Gestern Nachmittag war ich bei Tante Petra. Sie wohnt etwas außerhalb, am Stadtrand, und bäckt immer so guten Kuchen. Als ich ihren Hund ein bisschen durch die Felder Gassi führte, kam mir ein Junge entgegen, der eine weiße Ente auf dem Arm trug. Da musste ich gleich an die Zeitungsanzeige denken. Und als ich heute früh in die Zeitung schaute, war sie nicht mehr drin! Haben sie also doch ihre Ente zurückbekommen. Hoffentlich war der Familienschatz auch wertvoll genug, dass sie die 5.000 € Finderlohn bezahlen können...

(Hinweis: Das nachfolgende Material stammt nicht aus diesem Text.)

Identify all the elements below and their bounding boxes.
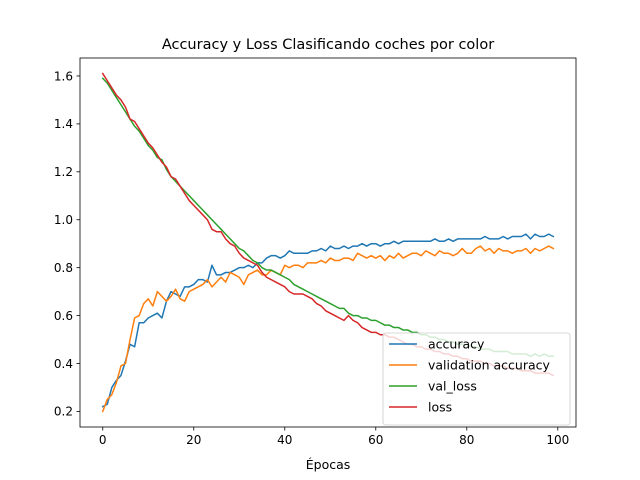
legend-box	[382, 332, 571, 426]
x-tick-label: 60	[368, 433, 383, 447]
y-tick-label: 1.4	[54, 117, 73, 131]
legend-label: validation accuracy	[428, 358, 551, 373]
x-tick-label: 40	[277, 433, 292, 447]
x-tick-label: 80	[459, 433, 474, 447]
y-tick-label: 1.6	[54, 69, 73, 83]
x-axis-label: Épocas	[306, 457, 351, 472]
axes-frame	[79, 57, 577, 428]
series-line-validation-accuracy	[101, 245, 555, 413]
y-tick-label: 1.0	[54, 213, 73, 227]
y-tick-label: 0.2	[54, 405, 73, 419]
plot-area: 0 20 40 60 80 100 0.2 0.4 0.6 0.8 1.0 1.2 1.4 1.6	[54, 57, 577, 447]
x-tick-label: 0	[99, 433, 107, 447]
chart-title: Accuracy y Loss Clasificando coches por …	[162, 37, 494, 53]
legend-label: val_loss	[428, 379, 477, 394]
y-tick-label: 1.2	[54, 165, 73, 179]
y-tick-label: 0.8	[54, 261, 73, 275]
legend-label: accuracy	[428, 337, 485, 352]
x-tick-label: 100	[546, 433, 569, 447]
legend-label: loss	[428, 400, 452, 415]
y-tick-label: 0.6	[54, 309, 73, 323]
y-tick-label: 0.4	[54, 357, 73, 371]
x-tick-label: 20	[186, 433, 201, 447]
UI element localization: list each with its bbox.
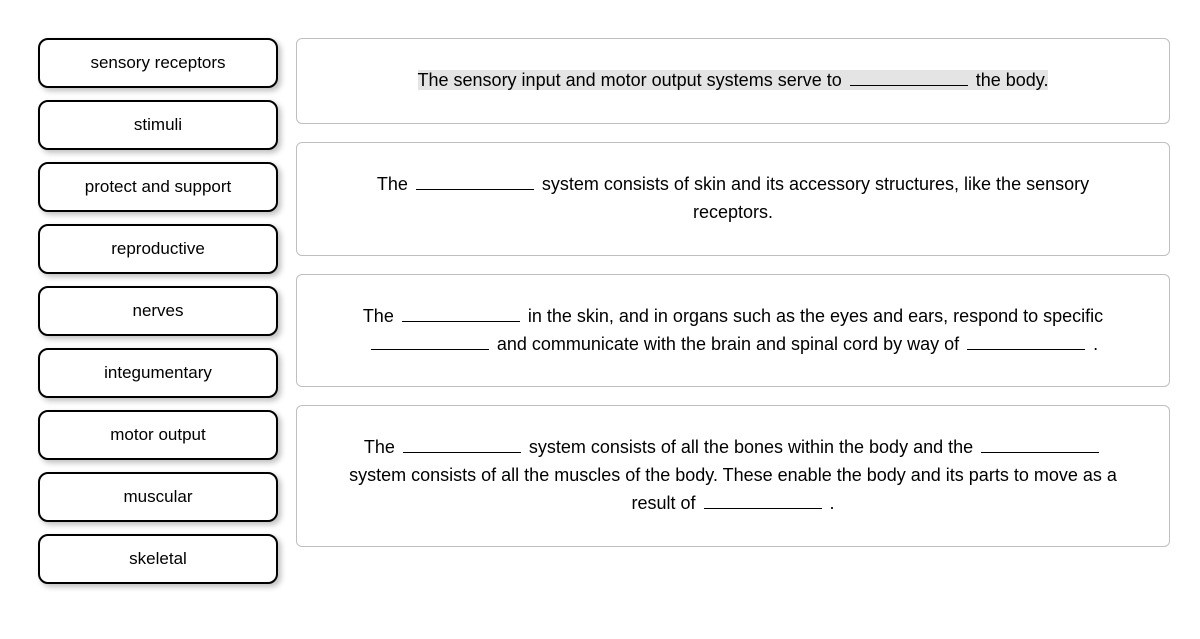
sentence-text: The system consists of skin and its acce… <box>377 174 1089 222</box>
blank-slot[interactable] <box>981 436 1099 453</box>
term-label: muscular <box>124 487 193 507</box>
sentence-segment: system consists of all the bones within … <box>524 437 978 457</box>
sentence-segment: the body. <box>971 70 1049 90</box>
term-tile[interactable]: skeletal <box>38 534 278 584</box>
sentence-card: The system consists of all the bones wit… <box>296 405 1170 547</box>
blank-slot[interactable] <box>416 173 534 190</box>
terms-column: sensory receptors stimuli protect and supp… <box>38 38 278 584</box>
term-label: nerves <box>132 301 183 321</box>
blank-slot[interactable] <box>850 69 968 86</box>
term-label: protect and support <box>85 177 231 197</box>
sentence-card: The system consists of skin and its acce… <box>296 142 1170 256</box>
sentences-column: The sensory input and motor output syste… <box>296 38 1170 547</box>
blank-slot[interactable] <box>967 332 1085 349</box>
blank-slot[interactable] <box>371 332 489 349</box>
sentence-text: The sensory input and motor output syste… <box>418 70 1049 90</box>
sentence-segment: The <box>377 174 413 194</box>
term-label: integumentary <box>104 363 212 383</box>
term-tile[interactable]: muscular <box>38 472 278 522</box>
term-label: motor output <box>110 425 205 445</box>
term-tile[interactable]: stimuli <box>38 100 278 150</box>
exercise-layout: sensory receptors stimuli protect and supp… <box>38 38 1170 584</box>
sentence-segment: and communicate with the brain and spina… <box>492 334 964 354</box>
term-label: reproductive <box>111 239 205 259</box>
term-label: skeletal <box>129 549 187 569</box>
sentence-segment: The <box>364 437 400 457</box>
sentence-segment: The <box>363 306 399 326</box>
sentence-segment: . <box>1088 334 1098 354</box>
sentence-card: The sensory input and motor output syste… <box>296 38 1170 124</box>
sentence-segment: The sensory input and motor output syste… <box>418 70 847 90</box>
sentence-segment: . <box>825 493 835 513</box>
blank-slot[interactable] <box>403 436 521 453</box>
term-tile[interactable]: sensory receptors <box>38 38 278 88</box>
sentence-text: The system consists of all the bones wit… <box>349 437 1117 513</box>
term-tile[interactable]: protect and support <box>38 162 278 212</box>
term-tile[interactable]: integumentary <box>38 348 278 398</box>
blank-slot[interactable] <box>402 305 520 322</box>
sentence-text: The in the skin, and in organs such as t… <box>363 306 1103 354</box>
term-tile[interactable]: motor output <box>38 410 278 460</box>
term-label: stimuli <box>134 115 182 135</box>
sentence-segment: in the skin, and in organs such as the e… <box>523 306 1103 326</box>
term-label: sensory receptors <box>90 53 225 73</box>
sentence-card: The in the skin, and in organs such as t… <box>296 274 1170 388</box>
sentence-segment: system consists of skin and its accessor… <box>537 174 1089 222</box>
term-tile[interactable]: nerves <box>38 286 278 336</box>
blank-slot[interactable] <box>704 492 822 509</box>
term-tile[interactable]: reproductive <box>38 224 278 274</box>
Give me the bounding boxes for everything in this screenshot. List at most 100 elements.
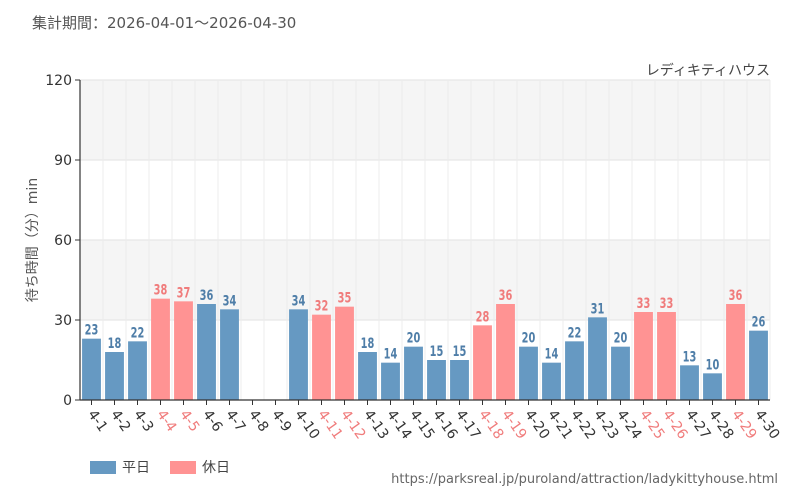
bar-4-23 [588,317,607,400]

Habe heute Joachim getroffen. Er hat mich ganz komisch angeschaut. Ich habe ihn gefragt, was denn los sei, aber er hat nur gebrummt. Das passt gar nicht zu ihm. Danach bin ich in den Supermarkt gegangen, um Möhren zu kaufen. Wahrscheinlich muss ich etwas bedrückt ausgesehen haben, denn die Kassiererin fragte mich, was los sei. Da habe ich ihr erzählt, dass Joachim seit der Geschichte mit der Ente so komisch sei. Die Kassiererin wusste nichts von der Ente, aber sie sagte, dass Joachim doch nun bald in Rente ginge, und dass er sich überhaupt nicht darauf freue und deshalb etwas mufflig sei. Aber er könne doch den Laden weiterführen, meinte ich, aber die Kassiererin zuckte nur mit den Schultern. Armer Joachim, vielleicht sollte ich ihn für morgen Nachmittag zum Kaffee einladen und ihn ein bisschen trösten.

Jetzt ist es Abend, und Joachim ist gerade wieder gegangen. War ein sehr aufschlussreicher Nachmittag! Er war nämlich gar nicht wegen der Sache mit der Rente bedrückt. Sondern wegen der Ente! Okay, jetzt wird’s ganz verrückt, aber es ist so. Joachim hat nämlich eine Leidenschaft, und das sind Oldtimer. Er hatte sich eine weiße Ente zusammengespart, und die war gestohlen worden. Jetzt wurde sie wieder gefunden, und er ist traurig, dass er sie verkaufen muss, weil er doch so viel Finderlohn zahlen musste... Er wollte nur nichts sagen, damit ich ihn nicht für verrückt erkläre, wegen der Anzeige. Komische Geschichte... Jedenfalls habe ich ihn zur Oldtimerausstellung am Wochenende eingeladen, wir werden zusammen hinfahren. Da war er gleich ein bisschen fröhlicher, und wer weiß... Vielleicht findet er ja einen blauen Käfer oder ein anderes Auto, wer weiß?